Sans doute le savait-il, mais maintenant, assis à ce goûter duquel j’avais tant espéré trouver l’adresse. Il me venait à l’esprit de le lui partager. Nous avions ce trait commun. Non seulement avions-nous entendu les fleurs chanter, mais nous avions aussi une similarité dans notre génome. Nous avions marché quelques instants sans que je ne le lui dise. La remarque était surprenante, elle sortait de nulle part. Comme lui un peu plus tôt. Pourtant, n'eut été de lui, n’eut été de sa compagnie, je n’aurais pu me régaler de ce délicieux gâteau aux carottes. Ses mains froides contre mes oreilles, j’avais souri bêtement. À cet instant, je ne comprenais pas. Certains médiront et prétendront que je ne comprenais jamais; à cela je m’indignerais et piaillerais. Il y avait peu de choses que je ne saisissais pas. Simplement, j’avais cette tendance à m’arrêter à des subtilités dont le sens m’échappait. Or là, en cet instant, alors que mes yeux parcouraient le visage juvénile de cette personne qui ne m’était ni familière ni hostile, c’est un tout qui m’échappait. La nature se muait, le lichen chuchotait, le garçon semblait croire que j’étais apte à la lecture labiale, il me parlait… ou était-ce réellement à moi que ses mots sourds, pourtant sonnants, s’adressaient ? Des vibrations de l’air, je ne captais que de vagues successions de sons, tantôt vocales tantôt consonantiques. Ce garçon qui avait bondi vers moi, que disait-il ? Que voulait-il ? De mon innocence ou d’une attraction quelconque, qu’est-ce qui avait retenu son attention pour qu’ainsi il place ma tête entre ses doigts et qu’il me couve d’une compassion que je ne pouvais comprendre qu’à son regard ? Cherchait-il à faire régner le silence ?

Oasis de calme troublé par les chants incessants qui nous envahissaient. J’avais senti contre ma tête cette soudaine pression bilatérale. Comme je l’avais fait enfant pour ne pas entendre les secrets les mieux gardés des adultes, quelqu’un barricadait mes oreilles d’une menace extérieure de laquelle je n’avais pas connaissance. Mon conduit auditif était devenu le bunker abritant ma sanité. Et comme si ç’eut pu me protéger davantage, j’eus commencé à chantonner ces airs enfantins qui accompagnaient souvent ce mouvement d’obstruction sensorielle. « Oh ? Lalalalala. » Un réflexe. Ce n’était rien de plus, rien de moins. Je ne cherchais ni à nuire à qui que ce soit ni à calfeutrer davantage les murets organiques à l’origine de ma soudaine agnosie. Je n’avais posé aucune question, je n’avais pas été choquée. Je comblais le vide du silence, comme je savais si bien le faire. Avec la plus grande candeur. Je m’amusais de ma surdité pour observer combien les sons que je produisais résonnaient dans ma tête alors que, normalement, ils l’auraient fuie à une vitesse ahurissante. Je n’entendais plus rien du monde extérieur, j’étais maintenant le seul être qui puisse stimuler ce sens. Et à défaut de m’enchanter, cela m’amusait.

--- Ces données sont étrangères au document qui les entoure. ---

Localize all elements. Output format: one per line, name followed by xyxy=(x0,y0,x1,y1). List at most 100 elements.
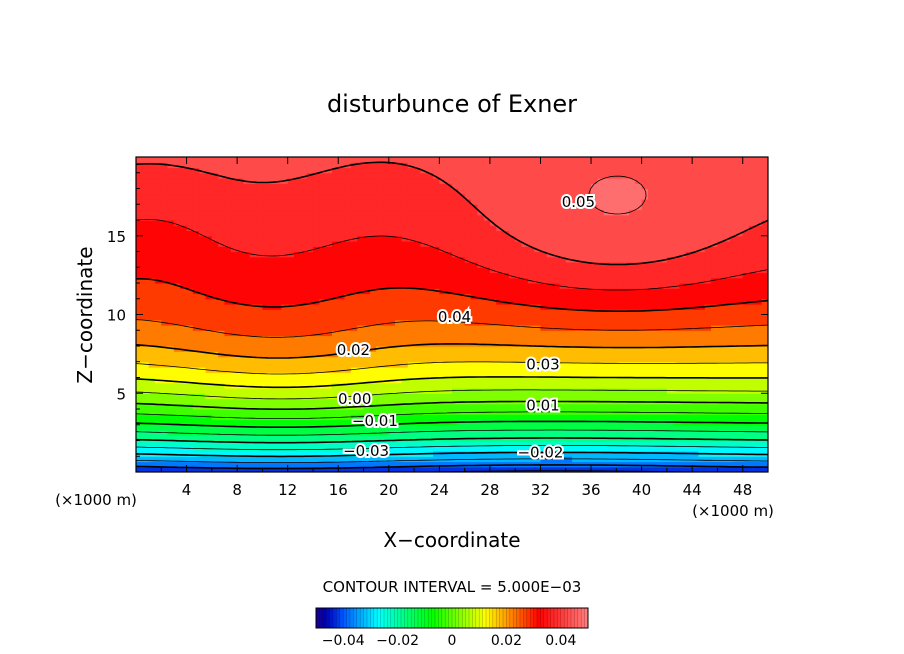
contour-cell xyxy=(256,414,263,421)
contour-cell xyxy=(597,440,605,447)
contour-cell xyxy=(281,220,289,226)
contour-cell xyxy=(445,283,453,289)
contour-cell xyxy=(376,372,384,379)
contour-cell xyxy=(470,382,478,389)
contour-cell xyxy=(489,445,497,452)
contour-cell xyxy=(294,430,301,436)
contour-cell xyxy=(508,393,516,400)
contour-cell xyxy=(205,267,213,274)
contour-cell xyxy=(224,178,232,184)
contour-cell xyxy=(401,267,409,274)
contour-cell xyxy=(641,167,649,174)
contour-cell xyxy=(357,220,365,226)
contour-cell xyxy=(635,277,643,284)
contour-cell xyxy=(540,241,548,247)
contour-cell xyxy=(338,382,346,389)
contour-cell xyxy=(300,293,308,300)
contour-cell xyxy=(300,409,308,415)
contour-cell xyxy=(256,314,263,321)
contour-cell xyxy=(237,272,245,279)
contour-cell xyxy=(218,256,226,263)
contour-cell xyxy=(458,162,466,169)
contour-cell xyxy=(287,183,295,190)
contour-cell xyxy=(243,335,251,342)
contour-cell xyxy=(477,157,485,163)
contour-cell xyxy=(534,262,542,268)
contour-cell xyxy=(553,225,561,232)
contour-cell xyxy=(243,430,251,436)
contour-cell xyxy=(546,272,554,279)
contour-cell xyxy=(420,298,428,305)
contour-cell xyxy=(211,251,219,258)
contour-cell xyxy=(616,393,624,400)
contour-cell xyxy=(230,325,238,331)
contour-cell xyxy=(154,388,162,394)
contour-cell xyxy=(477,262,485,268)
contour-cell xyxy=(426,272,434,279)
contour-cell xyxy=(527,377,535,384)
contour-cell xyxy=(660,466,668,472)
contour-cell xyxy=(344,304,352,310)
contour-cell xyxy=(502,272,510,279)
contour-cell xyxy=(344,325,352,331)
contour-cell xyxy=(211,466,219,472)
contour-cell xyxy=(275,388,282,394)
contour-cell xyxy=(249,220,257,226)
contour-cell xyxy=(306,235,314,242)
contour-cell xyxy=(628,220,636,226)
contour-cell xyxy=(395,440,403,447)
contour-cell xyxy=(470,361,478,368)
contour-cell xyxy=(357,314,365,321)
contour-cell xyxy=(603,319,611,326)
contour-cell xyxy=(654,314,662,321)
contour-cell xyxy=(572,251,579,258)
contour-cell xyxy=(275,214,282,221)
contour-cell xyxy=(628,277,636,284)
contour-cell xyxy=(224,283,232,289)
contour-cell xyxy=(363,388,371,394)
contour-cell xyxy=(376,178,384,184)
contour-cell xyxy=(230,398,238,405)
contour-cell xyxy=(470,372,478,379)
contour-cell xyxy=(237,456,245,463)
contour-cell xyxy=(426,199,434,205)
contour-cell xyxy=(546,298,554,305)
contour-cell xyxy=(388,466,396,472)
contour-cell xyxy=(180,267,188,274)
contour-cell xyxy=(572,157,579,163)
contour-cell xyxy=(464,272,472,279)
contour-cell xyxy=(275,256,282,263)
contour-cell xyxy=(262,435,270,442)
contour-cell xyxy=(527,356,535,363)
contour-cell xyxy=(489,319,497,326)
contour-cell xyxy=(433,241,440,247)
contour-cell xyxy=(363,183,371,190)
contour-cell xyxy=(572,209,579,216)
contour-cell xyxy=(275,220,282,226)
contour-cell xyxy=(319,172,327,179)
contour-cell xyxy=(407,267,415,274)
contour-cell xyxy=(192,451,200,457)
contour-cell xyxy=(578,241,586,247)
contour-cell xyxy=(464,409,472,415)
contour-cell xyxy=(173,424,181,431)
contour-cell xyxy=(262,188,270,195)
contour-cell xyxy=(610,214,617,221)
contour-cell xyxy=(572,451,579,457)
contour-cell xyxy=(565,340,573,347)
contour-cell xyxy=(515,351,523,358)
contour-cell xyxy=(256,340,263,347)
contour-cell xyxy=(654,445,662,452)
contour-cell xyxy=(369,256,377,263)
contour-cell xyxy=(388,214,396,221)
contour-cell xyxy=(230,220,238,226)
contour-cell xyxy=(470,461,478,468)
contour-cell xyxy=(540,267,548,274)
contour-cell xyxy=(148,340,156,347)
contour-cell xyxy=(603,230,611,237)
contour-cell xyxy=(603,288,611,295)
contour-cell xyxy=(496,340,504,347)
contour-cell xyxy=(395,230,403,237)
contour-cell xyxy=(628,288,636,295)
contour-cell xyxy=(433,335,440,342)
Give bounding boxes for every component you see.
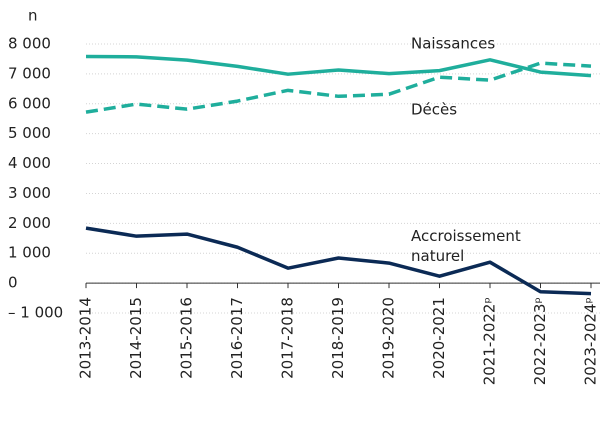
y-tick-label: 4 000 <box>8 154 51 172</box>
series-label: Naissances <box>411 35 495 53</box>
series-line <box>85 54 592 78</box>
x-tick-label: 2015-2016 <box>178 297 196 379</box>
series-label: Décès <box>411 101 457 119</box>
y-tick-label: 3 000 <box>8 184 51 202</box>
x-tick-label: 2017-2018 <box>279 297 297 379</box>
x-tick-label: 2023-2024ᵖ <box>582 297 600 385</box>
x-tick-label: 2022-2023ᵖ <box>531 297 549 385</box>
y-tick-label: 2 000 <box>8 214 51 232</box>
y-axis-label: n <box>28 7 38 25</box>
x-tick-label: 2019-2020 <box>380 297 398 379</box>
series-line <box>85 226 592 296</box>
y-tick-label: 8 000 <box>8 35 51 53</box>
y-tick-label: 1 000 <box>8 244 51 262</box>
x-tick-label: 2016-2017 <box>228 297 246 379</box>
y-tick-label: 0 <box>8 274 18 292</box>
x-tick-label: 2020-2021 <box>430 297 448 379</box>
y-tick-label: 5 000 <box>8 124 51 142</box>
x-tick-label: 2021-2022ᵖ <box>481 297 499 385</box>
y-tick-label: 7 000 <box>8 64 51 82</box>
y-tick-label: 6 000 <box>8 94 51 112</box>
y-tick-label: – 1 000 <box>8 304 63 322</box>
series-label: Accroissement naturel <box>411 227 521 265</box>
x-tick-label: 2014-2015 <box>127 297 145 379</box>
series-line <box>85 61 592 114</box>
x-tick-label: 2018-2019 <box>329 297 347 379</box>
x-tick-label: 2013-2014 <box>77 297 95 379</box>
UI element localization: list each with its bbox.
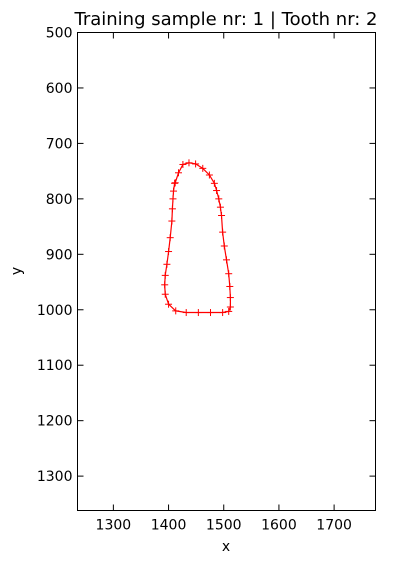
y-tick-label-700: 700 (46, 136, 73, 152)
x-tick-label-1500: 1500 (206, 518, 242, 534)
x-tick-label-1600: 1600 (261, 518, 297, 534)
y-tick-label-1300: 1300 (37, 469, 73, 485)
x-tick-label-1700: 1700 (316, 518, 352, 534)
y-tick-label-600: 600 (46, 81, 73, 97)
plot-area (78, 33, 376, 511)
x-tick-label-1300: 1300 (96, 518, 132, 534)
y-tick-label-1100: 1100 (37, 358, 73, 374)
y-tick-label-500: 500 (46, 26, 73, 42)
chart-title: Training sample nr: 1 | Tooth nr: 2 (73, 9, 377, 30)
y-tick-label-800: 800 (46, 192, 73, 208)
y-tick-label-1000: 1000 (37, 303, 73, 319)
y-axis-label: y (9, 267, 25, 275)
y-tick-label-900: 900 (46, 247, 73, 263)
x-axis-label: x (222, 539, 230, 555)
x-tick-label-1400: 1400 (151, 518, 187, 534)
y-tick-label-1200: 1200 (37, 414, 73, 430)
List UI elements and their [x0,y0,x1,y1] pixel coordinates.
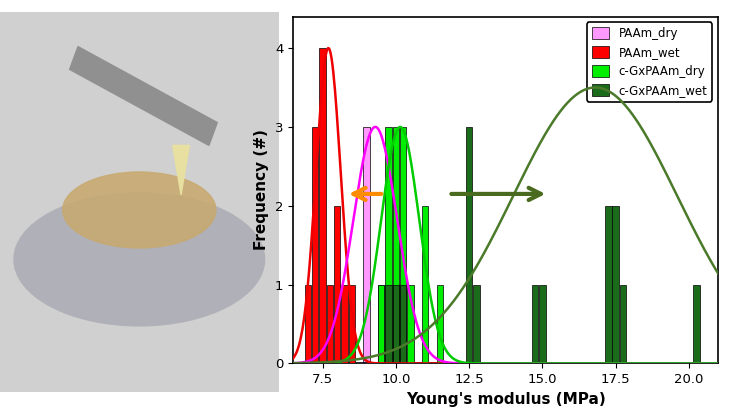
Bar [393,285,399,363]
Bar [378,285,384,363]
Bar [386,285,391,363]
Bar [539,285,545,363]
Ellipse shape [63,172,216,248]
Bar [466,127,472,363]
Bar [620,285,626,363]
Legend: PAAm_dry, PAAm_wet, c-GxPAAm_dry, c-GxPAAm_wet: PAAm_dry, PAAm_wet, c-GxPAAm_dry, c-GxPA… [587,22,712,102]
Bar [400,127,406,363]
Bar [386,127,391,363]
X-axis label: Young's modulus (MPa): Young's modulus (MPa) [406,392,605,407]
Bar [327,285,333,363]
Bar [393,285,399,363]
Bar [437,285,443,363]
Bar [693,285,699,363]
Bar [613,206,619,363]
Bar [364,127,369,363]
Bar [408,285,413,363]
Bar [393,127,399,363]
Bar [342,285,347,363]
Polygon shape [173,145,189,195]
Bar [532,285,538,363]
Bar [400,285,406,363]
Bar [305,285,311,363]
Bar [605,206,611,363]
Ellipse shape [14,193,265,326]
Polygon shape [70,47,217,145]
Bar [474,285,479,363]
Bar [334,206,340,363]
Bar [320,48,325,363]
Bar [378,285,384,363]
Bar [422,206,428,363]
Bar [349,285,355,363]
Bar [312,127,318,363]
Y-axis label: Frequency (#): Frequency (#) [254,130,270,250]
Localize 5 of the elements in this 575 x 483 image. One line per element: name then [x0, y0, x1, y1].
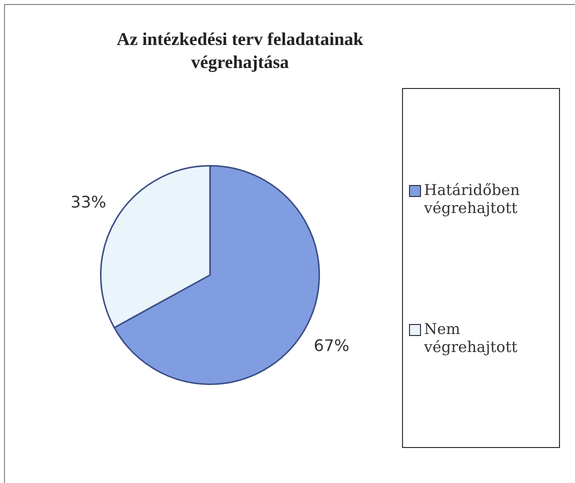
data-label: 33% [70, 192, 106, 212]
chart-title: Az intézkedési terv feladatainak végrehajtása [116, 28, 364, 73]
data-label: 67% [314, 336, 350, 356]
legend-label: Nem végrehajtott [424, 320, 518, 356]
legend-label: Határidőben végrehajtott [424, 180, 521, 216]
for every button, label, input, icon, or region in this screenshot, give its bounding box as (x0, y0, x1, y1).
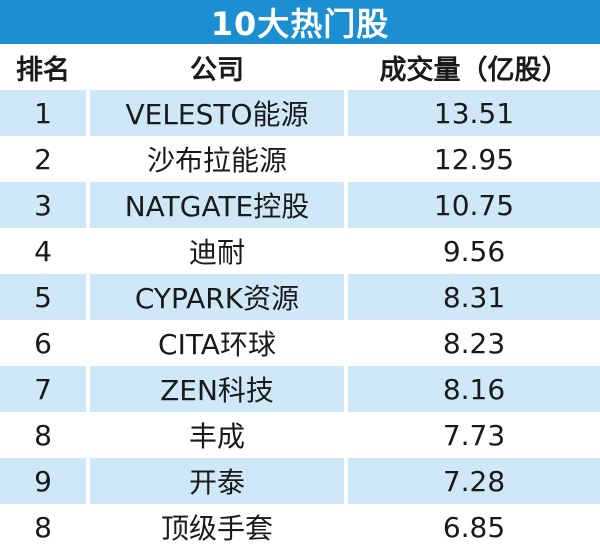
table-row: 1 VELESTO能源 13.51 (0, 90, 600, 136)
company-cell: 开泰 (188, 466, 245, 499)
column-divider (344, 136, 348, 182)
table-row: 3 NATGATE控股 10.75 (0, 182, 600, 228)
rank-cell: 3 (34, 188, 52, 222)
volume-cell: 10.75 (433, 188, 515, 222)
company-cell: VELESTO能源 (125, 98, 309, 131)
company-cell: CITA环球 (158, 328, 276, 361)
rank-cell: 8 (34, 510, 52, 544)
column-divider (86, 366, 90, 412)
company-cell: 沙布拉能源 (146, 144, 287, 177)
table-row: 8 丰成 7.73 (0, 412, 600, 458)
table-row: 2 沙布拉能源 12.95 (0, 136, 600, 182)
company-cell: CYPARK资源 (134, 282, 300, 315)
table-row: 4 迪耐 9.56 (0, 228, 600, 274)
column-divider (344, 228, 348, 274)
column-divider (86, 182, 90, 228)
volume-cell: 7.28 (442, 464, 506, 498)
company-cell: 丰成 (188, 420, 245, 453)
table-row: 6 CITA环球 8.23 (0, 320, 600, 366)
table-title: 10大热门股 (0, 0, 600, 44)
rank-cell: 2 (34, 142, 52, 176)
header-row: 排名 公司 成交量（亿股） (0, 44, 600, 90)
column-divider (86, 228, 90, 274)
rank-cell: 8 (34, 418, 52, 452)
rank-cell: 5 (34, 280, 52, 314)
rank-cell: 6 (34, 326, 52, 360)
company-cell: ZEN科技 (160, 374, 274, 407)
header-company: 公司 (190, 54, 244, 86)
header-rank: 排名 (16, 54, 70, 86)
column-divider (86, 320, 90, 366)
rank-cell: 4 (34, 234, 52, 268)
volume-cell: 8.16 (442, 372, 506, 406)
table-row: 8 顶级手套 6.85 (0, 504, 600, 550)
table-row: 9 开泰 7.28 (0, 458, 600, 504)
column-divider (86, 136, 90, 182)
column-divider (86, 44, 90, 90)
volume-cell: 9.56 (442, 234, 506, 268)
company-cell: NATGATE控股 (124, 190, 310, 223)
rank-cell: 7 (34, 372, 52, 406)
rank-cell: 9 (34, 464, 52, 498)
volume-cell: 13.51 (433, 96, 515, 130)
column-divider (86, 274, 90, 320)
volume-cell: 6.85 (442, 510, 506, 544)
column-divider (344, 366, 348, 412)
column-divider (86, 412, 90, 458)
volume-cell: 8.23 (442, 326, 506, 360)
column-divider (344, 90, 348, 136)
rank-cell: 1 (34, 96, 52, 130)
table-row: 5 CYPARK资源 8.31 (0, 274, 600, 320)
volume-cell: 12.95 (433, 142, 515, 176)
column-divider (86, 504, 90, 550)
column-divider (86, 90, 90, 136)
column-divider (86, 458, 90, 504)
column-divider (344, 182, 348, 228)
company-cell: 迪耐 (188, 236, 245, 269)
column-divider (344, 44, 348, 90)
column-divider (344, 320, 348, 366)
table-row: 7 ZEN科技 8.16 (0, 366, 600, 412)
column-divider (344, 412, 348, 458)
header-volume: 成交量（亿股） (379, 54, 569, 86)
volume-cell: 7.73 (442, 418, 506, 452)
column-divider (344, 504, 348, 550)
column-divider (344, 458, 348, 504)
company-cell: 顶级手套 (160, 512, 273, 545)
column-divider (344, 274, 348, 320)
volume-cell: 8.31 (442, 280, 506, 314)
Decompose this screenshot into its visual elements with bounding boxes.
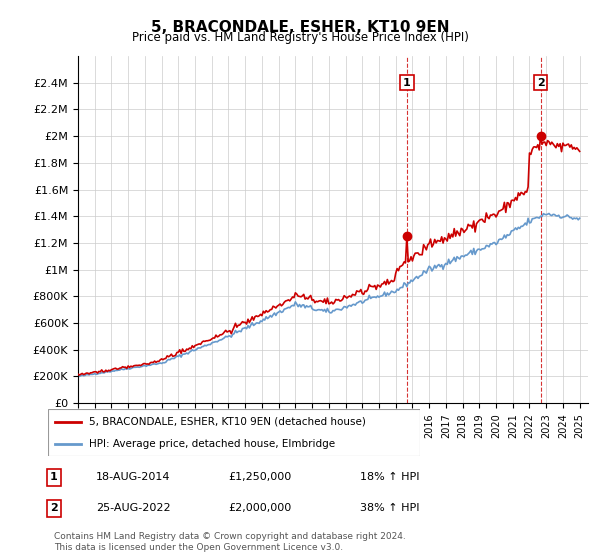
Text: 18-AUG-2014: 18-AUG-2014	[96, 473, 170, 482]
Text: 1: 1	[50, 473, 58, 482]
Text: 5, BRACONDALE, ESHER, KT10 9EN (detached house): 5, BRACONDALE, ESHER, KT10 9EN (detached…	[89, 417, 366, 427]
Text: 2: 2	[50, 503, 58, 513]
Text: 2: 2	[537, 78, 544, 88]
FancyBboxPatch shape	[48, 409, 420, 456]
Text: 25-AUG-2022: 25-AUG-2022	[96, 503, 170, 513]
Text: HPI: Average price, detached house, Elmbridge: HPI: Average price, detached house, Elmb…	[89, 438, 335, 449]
Text: Price paid vs. HM Land Registry's House Price Index (HPI): Price paid vs. HM Land Registry's House …	[131, 31, 469, 44]
Text: 38% ↑ HPI: 38% ↑ HPI	[360, 503, 419, 513]
Text: £1,250,000: £1,250,000	[228, 473, 291, 482]
Text: £2,000,000: £2,000,000	[228, 503, 291, 513]
Text: 5, BRACONDALE, ESHER, KT10 9EN: 5, BRACONDALE, ESHER, KT10 9EN	[151, 20, 449, 35]
Text: 1: 1	[403, 78, 411, 88]
Text: 18% ↑ HPI: 18% ↑ HPI	[360, 473, 419, 482]
Text: Contains HM Land Registry data © Crown copyright and database right 2024.
This d: Contains HM Land Registry data © Crown c…	[54, 532, 406, 552]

Un sourire niais était apparu sur mon visage dès l’instant où les fleurs s’étaient tues ou du moins, que leur chant s’était tamisé. Il était magnifique. Il caressait mon oreille, m’imprégnait de sa volonté. J’étais ce personnage que l’on voit dans les dessins animés, celui qui, l’olfaction stimulée par un parfum aussi doux qu’agréable, lévite jusqu’à la source des ces arômes réconfortants. C’est ce que ce chant me faisait ressentir, ce que les voix m’évoquaient. Perdue, je suivais candidement la moindre des paroles sans entrevoir quelque perfidie qui soit. La nature ne pouvait qu’être honnête et bien intentionnée. Naïf, venant d’une personne à qui l’on avait martelé, toute son enfance, combien la nature était imprévisible et mesquine. J’étais ainsi, je n’apprenais les morales que le jour où je me piquais sur les épines aiguisées des rosiers estivaux. Rih’Vel, en silence, m’observait m’enfoncer, me suivait dans les corridors peu dessinés que j’empruntais, elle bondissait derrière moi sans se plaindre. Elle avait confiance en mes instincts. Peut-être aurait-elle dû s’en méfier ? « Un, deux, trois, quatre… » Je comptais les mesures des voix qui s’élevaient au loin, je marquais mes pas au même rythme que les notes de la mélodie atteignaient mes tympans. Je vibrais sur cette harmonie agréable, persuadée qu’elle savait où me conduire. Je la suivais. Aveuglément, gaiement, gambadant.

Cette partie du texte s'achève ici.